Unfortunately this solution will not open in Visual Studio Code because of the project types we're using. Take a look at the far right, in the Solution Explorer, but if it's not showing click on view, Solution Explorer. And under Solution Explorer you should see three projects. The first one is the LiveCharts WeatherData project. This is a Wpf project and this is one of the reasons we need Visual Studio Community edition, so that we can edit this project type. Later on we will go an modify the main window to add the control that we will use to draw the graph, and here we have a class library project which is where we will write most of our code for retrieving, parsing and manipulating the data.
But as we make progress, we will test our progress in a unit test project called Tests_WeatherData. Now instead of running our project as a starting project or as a StartUp Project like Visual Studio calls it, you can see here I will right-click on LiveCharts WeatherData, right-click, set as StartUp Project. That's fine for when we want to run the Wpf application at the end. While we are writing our unit test code, you'll see here in Tests_WeatherData.cs, double-click, we have unit tests pre-created and for the first one I've already written the code for you and as you scroll down you'll see we have more work to do.
And as we work through these unit tests, we will run them one at a time from the Test Explorer menu. If yours is not showing click on the Test menu, then Windows and Test Explorer. And then you'll see at the top left here, we have each of the unit tests shown, you can select and right-click, and then run the selected tests. And so that's how we'll iteratively go through each of our unit tests by adding code anywhere you see a to-do comment or a not implemented exception. Let's go back to the source code, so here in the Tests_WeatherData file, notice on the first unit test here where it is says ParseLine, just below it has line 30 where a piece of code is being executed, and then we want to check that the result is what we expect.

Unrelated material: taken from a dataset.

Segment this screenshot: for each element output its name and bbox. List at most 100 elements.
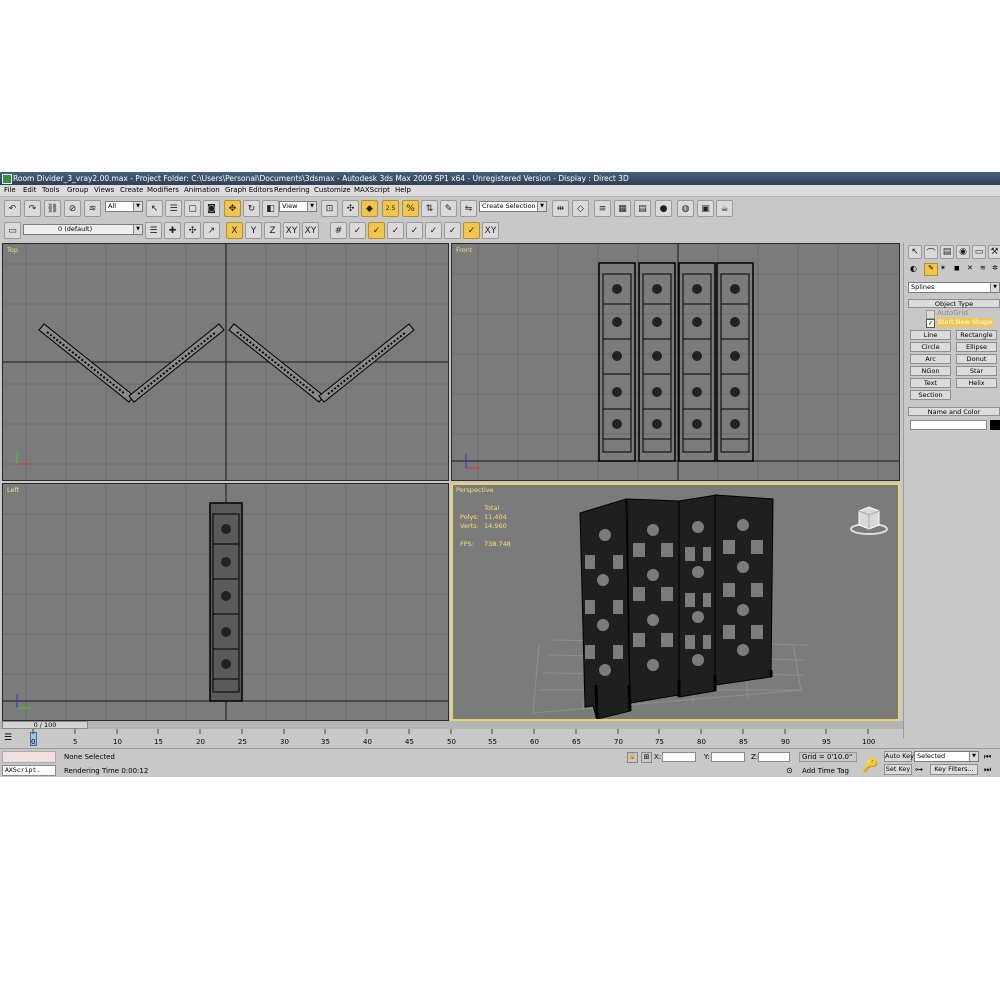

Now instead of using the traditional assert statement, here on line 32 and 33, you see a check statement. This is from the library called NFluent, notice here on row number four we have the Nfluent name space, and from there we can then write very readable check statements like these. Back on line 32 we say check that, the weather object TimeStamp value is equal to a value that we provide. And so it just makes for a very readable, a fluent if you will, way of evaluating the results of your unit tests.
So in addition to Nfluent, there is of course the two libraries that's most important for accomplishing our tasks. Right-click on the Solution and select Manage NuGet Packages, and you'll see under the Installed tab, here at the top it says Installed, we have LiveCharts.Wpf and we have MathNet.Numerics. These are the two that we're added to do A, the math, so that we can find out the slope of our data, and then B, the second part, in Wpf we want to draw a graph and actually visualize our data.
When you open your Solution the first time, you will need internet access so that NuGet can actually fetch the necessary dependencies for you. I'll close this window, and close the source code. And press control shift B, cause the Build to run, and if all is well with the NuGet Packages, the SetUp, all your permissions on the file system and so forth, then you should have three successfully built projects. And now you're ready to start writing code with me.